Founded in 2017, the Spanish startup has developed a toolbox of different 3D printing technologies under its Mimethica platform to enable the printing of different types of foods. These include Softmimic, a technology targeted at hospitals and eldercare facilities that transforms purees into dishes that look like real food (think of a vegetable or meat puree shaped into a “steak”), LEVELUP, an inkjet printing technology that prints images on drinks like coffee or beer (like Ripples), and LASERGLOW, a laser printer platform that engraves imagery onto food.

The Cocuus Team

But it’s the company’s bioprinting and scaffold-printing technologies which are driving interest from investors. Unlike some early 3D food printing systems targeted at creating meat analogs, the company claims it will utilize robotics for high-volume production of plant-based meats. The company utilizes mathematical modeling of meat products to develop analogs and combines automation with 3D printing technology to drive high-production output.
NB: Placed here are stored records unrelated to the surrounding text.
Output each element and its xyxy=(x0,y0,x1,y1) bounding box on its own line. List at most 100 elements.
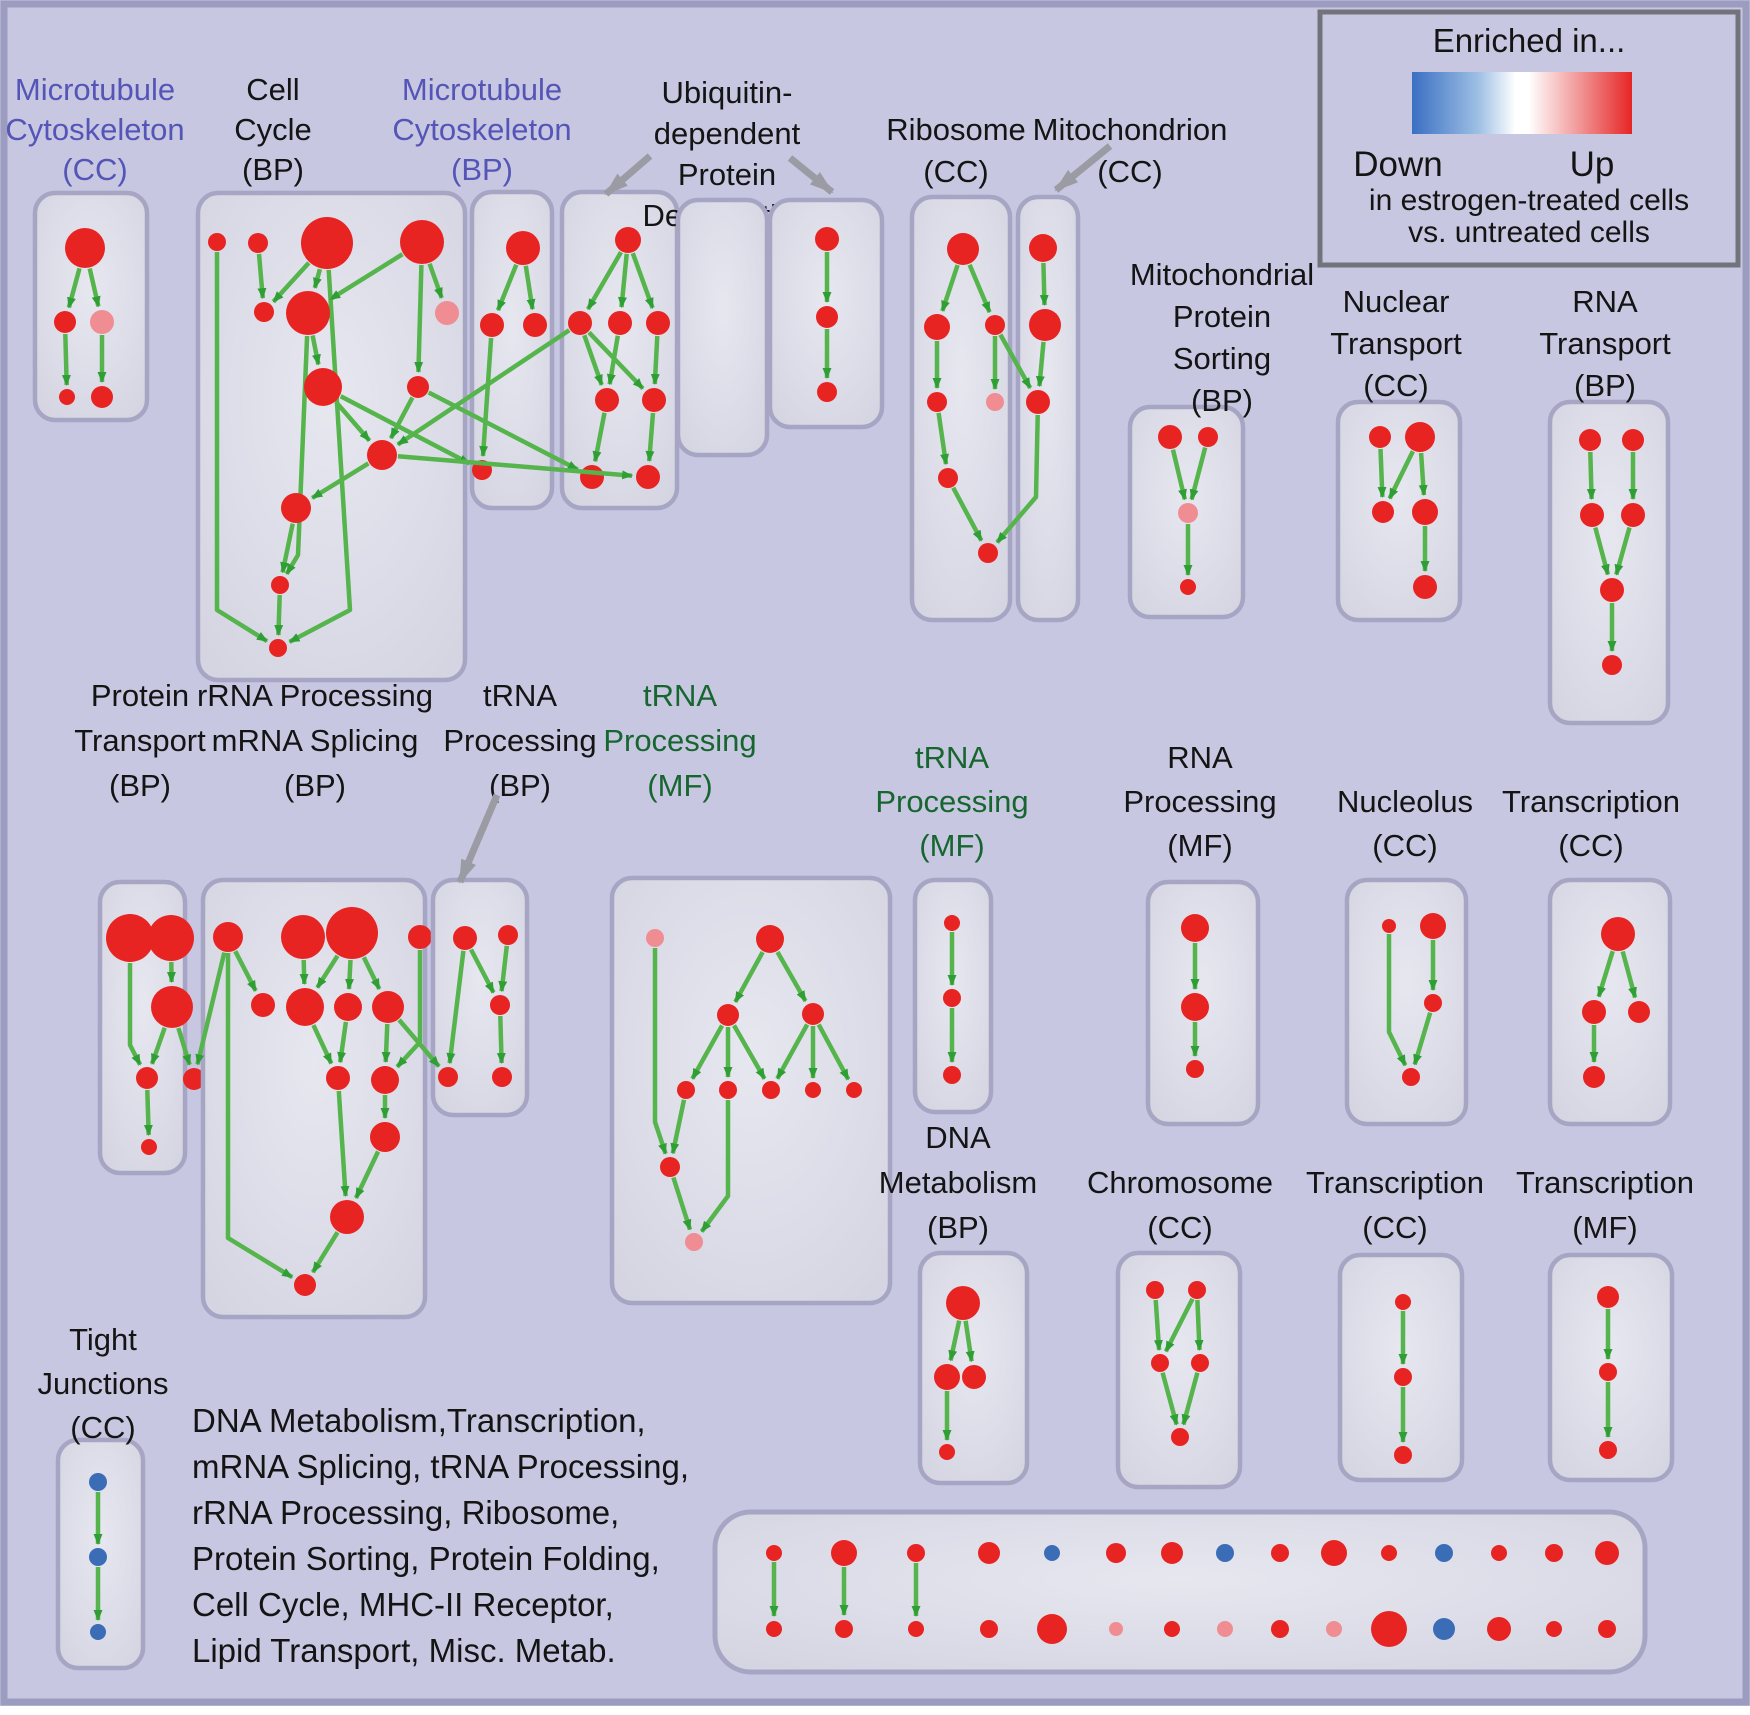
edge-arrow xyxy=(256,253,267,300)
cluster-label: Tight Junctions (CC) xyxy=(38,1322,169,1445)
cluster-label: Transcription (MF) xyxy=(1516,1165,1694,1245)
edge-arrow xyxy=(1387,450,1415,500)
edge-arrow xyxy=(397,454,634,480)
gene-node xyxy=(1178,503,1198,523)
cluster-label: Transcription (CC) xyxy=(1306,1165,1484,1245)
gene-node xyxy=(831,1540,857,1566)
edge-arrow xyxy=(1170,449,1187,501)
gene-node xyxy=(938,468,958,488)
cluster-box xyxy=(1115,1250,1243,1490)
legend-subtitle-line1: in estrogen-treated cells xyxy=(1369,184,1689,217)
edge-arrow xyxy=(127,963,143,1066)
cluster-box xyxy=(675,197,770,458)
edge-arrow xyxy=(670,1099,687,1155)
edge-arrow xyxy=(775,1023,810,1080)
cluster-box xyxy=(1335,399,1463,623)
edge-arrow xyxy=(995,414,1040,544)
edge-arrow xyxy=(339,394,471,466)
gene-node xyxy=(1602,655,1622,675)
gene-node xyxy=(816,306,838,328)
gene-node xyxy=(1621,503,1645,527)
label-pointer-arrow xyxy=(456,793,501,884)
cluster-box xyxy=(200,877,428,1320)
group-trna-processing-mf-large: tRNA Processing (MF) xyxy=(603,678,893,1306)
gene-node xyxy=(183,1068,205,1090)
gene-node xyxy=(1420,913,1446,939)
gene-node xyxy=(89,1473,107,1491)
edge-arrow xyxy=(388,396,415,440)
cluster-label: Nucleolus (CC) xyxy=(1337,784,1473,863)
gene-node xyxy=(1326,1621,1342,1637)
edge-arrow xyxy=(469,948,496,994)
gene-node xyxy=(435,301,459,325)
gene-node xyxy=(1271,1544,1289,1562)
gene-node xyxy=(1582,1000,1606,1024)
gene-node xyxy=(407,376,429,398)
gene-node xyxy=(1151,1354,1169,1372)
gene-node xyxy=(248,233,268,253)
edge-arrow xyxy=(630,252,655,309)
gene-node xyxy=(141,1139,157,1155)
gene-node xyxy=(934,1364,960,1390)
gene-node xyxy=(1109,1622,1123,1636)
gene-node xyxy=(1321,1540,1347,1566)
gene-node xyxy=(642,388,666,412)
group-chromosome-cc: Chromosome (CC) xyxy=(1087,1165,1273,1490)
edge-arrow xyxy=(427,262,444,299)
edge-arrow xyxy=(353,1150,381,1199)
cluster-label: Ribosome (CC) xyxy=(886,112,1026,189)
gene-node xyxy=(835,1620,853,1638)
cluster-label: Mitochondrion (CC) xyxy=(1033,112,1228,189)
edge-arrow xyxy=(586,250,623,311)
gene-node xyxy=(213,922,243,952)
group-rrna-processing-mrna-splicing-bp: rRNA Processing mRNA Splicing (BP) xyxy=(197,678,433,1320)
edge-arrow xyxy=(732,1024,767,1080)
edge-arrow xyxy=(690,1024,725,1080)
edge-arrow xyxy=(606,335,621,386)
edge-arrow xyxy=(176,1027,192,1066)
edge-arrow xyxy=(967,263,992,314)
gene-node xyxy=(1037,1614,1067,1644)
group-mitochondrial-protein-sorting-bp: Mitochondrial Protein Sorting (BP) xyxy=(1127,257,1314,620)
gene-node xyxy=(1369,426,1391,448)
gene-node xyxy=(1026,390,1050,414)
group-mitochondrion-cc: Mitochondrion (CC) xyxy=(1015,112,1228,623)
gene-node xyxy=(719,1081,737,1099)
gene-node xyxy=(817,382,837,402)
group-microtubule-cytoskeleton-cc: Microtubule Cytoskeleton (CC) xyxy=(5,72,185,423)
gene-node xyxy=(1180,579,1196,595)
misc-clusters-box xyxy=(712,1509,1648,1675)
gene-node xyxy=(1181,914,1209,942)
edge-arrow xyxy=(1153,1299,1163,1351)
edge-arrow xyxy=(592,412,607,463)
gene-node xyxy=(1044,1545,1060,1561)
group-microtubule-cytoskeleton-bp: Microtubule Cytoskeleton (BP) xyxy=(392,72,572,511)
edge-arrow xyxy=(214,252,269,644)
gene-node xyxy=(1395,1294,1411,1310)
group-trna-processing-mf-small: tRNA Processing (MF) xyxy=(875,740,1029,1115)
edge-arrow xyxy=(523,265,536,311)
edge-arrow xyxy=(1181,1372,1200,1426)
group-rna-transport-bp: RNA Transport (BP) xyxy=(1539,284,1671,726)
edge-arrow xyxy=(284,335,310,576)
edge-arrow xyxy=(998,333,1033,390)
gene-node xyxy=(608,311,632,335)
gene-node xyxy=(304,368,342,406)
cross-group-edges xyxy=(195,328,1040,1068)
gene-node xyxy=(400,220,444,264)
edge-arrow xyxy=(1593,527,1611,576)
edge-arrow xyxy=(233,950,258,992)
gene-node xyxy=(980,1620,998,1638)
gene-node xyxy=(1405,422,1435,452)
gene-node xyxy=(106,914,154,962)
cluster-label: tRNA Processing (MF) xyxy=(603,678,756,803)
gene-node xyxy=(1394,1368,1412,1386)
gene-node xyxy=(1181,993,1209,1021)
gene-node xyxy=(480,313,504,337)
gene-node xyxy=(148,915,194,961)
edge-arrow xyxy=(617,253,629,309)
gene-node xyxy=(580,465,604,489)
legend-gradient-bar xyxy=(1412,72,1632,134)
Cocuus is already taking in revenue through its inkjet and laserjet image-on-food printing technologies, and the new investment will allow it to invest in its bioprinting and scaffolding-based technologies. According to a pitch made by the company last year, Cocuus estimated its bioprinting tech would reach commercial deployment in 2022 and its scaffolding technology would be deployed in 2023.

While it’s unclear if those timelines have shifted, the combination of existing revenue-generating businesses combined with long-term developmental technologies targeted at high-growth markets shows why Big Idea Ventures and others saw promise in Cocuus.